16. Notwithstanding any other term of this Agreement, FrankfurtStockExchange.de accepts no liability for any inaccuracy, incompleteness or other error in any (i) inquiry information, (ii) other information, or (iii) data, provided by the Site User to FrankfurtStockExchange.de.
17. The Site User will indemnify FrankfurtStockExchange.de, its affiliates and agents from and against any and all claim, damages, losses, liabilities or fees arising in connection with any costs incurred as a result of a breach of any term of this Agreement by the Site User.
18. The Site User must not assign or transfer any rights or liabilities under this Agreement to any other person, except with written consent of FrankfurtStockExchange.de.
19. If, for any reason, FrankfurtStockExchange.de is required to disclose any or all of its data vendors to Site User, then Site User agrees that it shall be prohibited from contacting or doing business with such data vendors, for the purpose of obtaining similar services as those provided through FrankfurtStockExchange.de under this Agreement, at any time during the term of the Agreement and for a period of one (1) year after the termination of this Agreement.
20. The Site User can contact FrankfurtStockExchange.de at any time with questions or to cancel the Site Services by sending an email to: info(at)frankfurtstockexchange.de.
21. If any provision of this Agreement is found to be illegal or unenforceable by any court of competent jurisdiction then that provision will be deemed to be deleted, but without affecting the remaining provisions.

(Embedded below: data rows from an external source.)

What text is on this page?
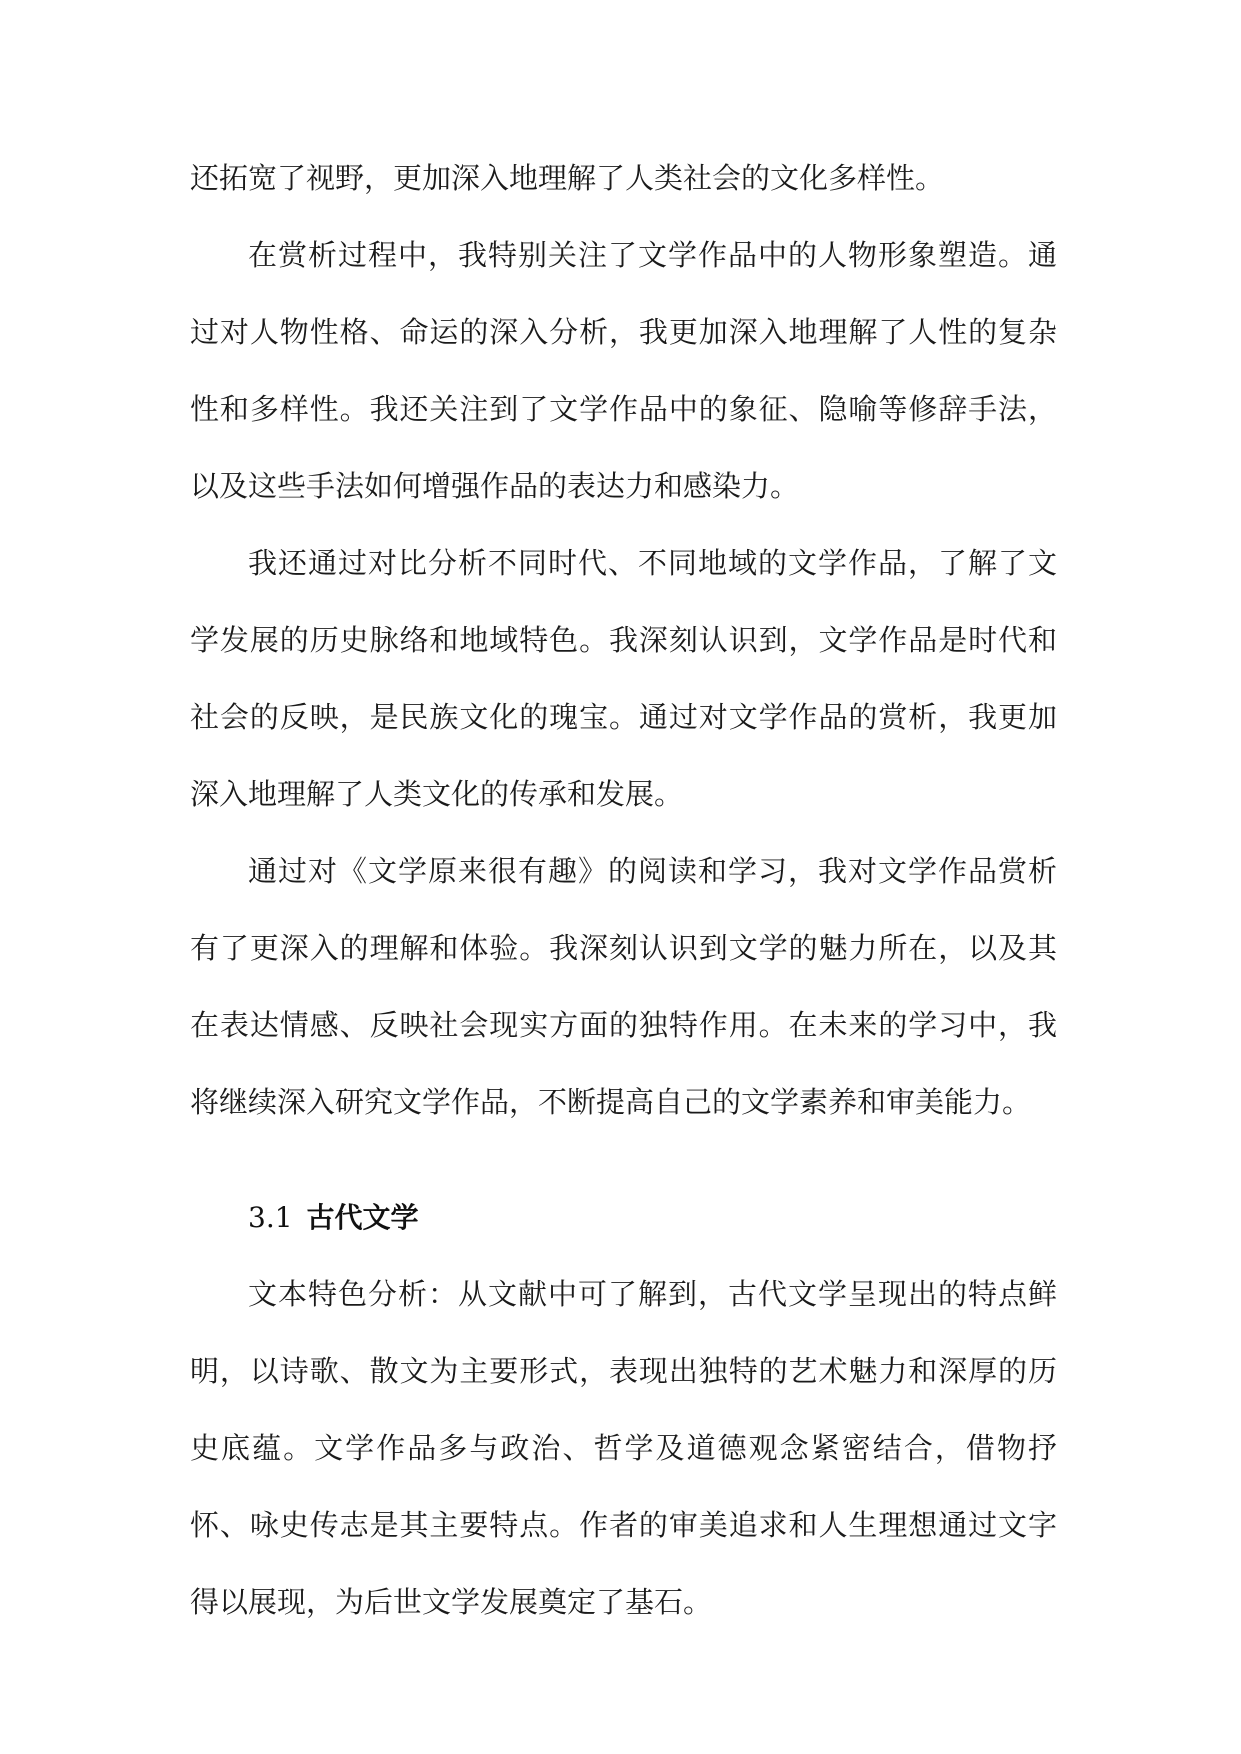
还拓宽了视野，更加深入地理解了人类社会的文化多样性。

在赏析过程中，我特别关注了文学作品中的人物形象塑造。通过对人物性格、命运的深入分析，我更加深入地理解了人性的复杂性和多样性。我还关注到了文学作品中的象征、隐喻等修辞手法，以及这些手法如何增强作品的表达力和感染力。

我还通过对比分析不同时代、不同地域的文学作品，了解了文学发展的历史脉络和地域特色。我深刻认识到，文学作品是时代和社会的反映，是民族文化的瑰宝。通过对文学作品的赏析，我更加深入地理解了人类文化的传承和发展。

通过对《文学原来很有趣》的阅读和学习，我对文学作品赏析有了更深入的理解和体验。我深刻认识到文学的魅力所在，以及其在表达情感、反映社会现实方面的独特作用。在未来的学习中，我将继续深入研究文学作品，不断提高自己的文学素养和审美能力。

3.1 古代文学

文本特色分析：从文献中可了解到，古代文学呈现出的特点鲜明，以诗歌、散文为主要形式，表现出独特的艺术魅力和深厚的历史底蕴。文学作品多与政治、哲学及道德观念紧密结合，借物抒怀、咏史传志是其主要特点。作者的审美追求和人生理想通过文字得以展现，为后世文学发展奠定了基石。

22. A failure by either party to exercise or enforce any rights available to that party or the giving of any forbearance, delay or indulgence is not to be construed as a waiver of that party’s rights under this Agreement.
23. All documents referred to in this Agreement form part of this Agreement and may be amended from time to time by the parties in writing. Such amendments do not otherwise affect the rights and obligations howsoever under this Agreement.
24. This Agreement contains the entire Agreement between the parties and there are no other representations, promises or conditions.
25. This Agreement is governed by the laws of Switzerland. Both parties stipulate and agree that any litigation arising from or relating to this Agreement will be heard in a court of competent jurisdiction located in Zug, Switzerland.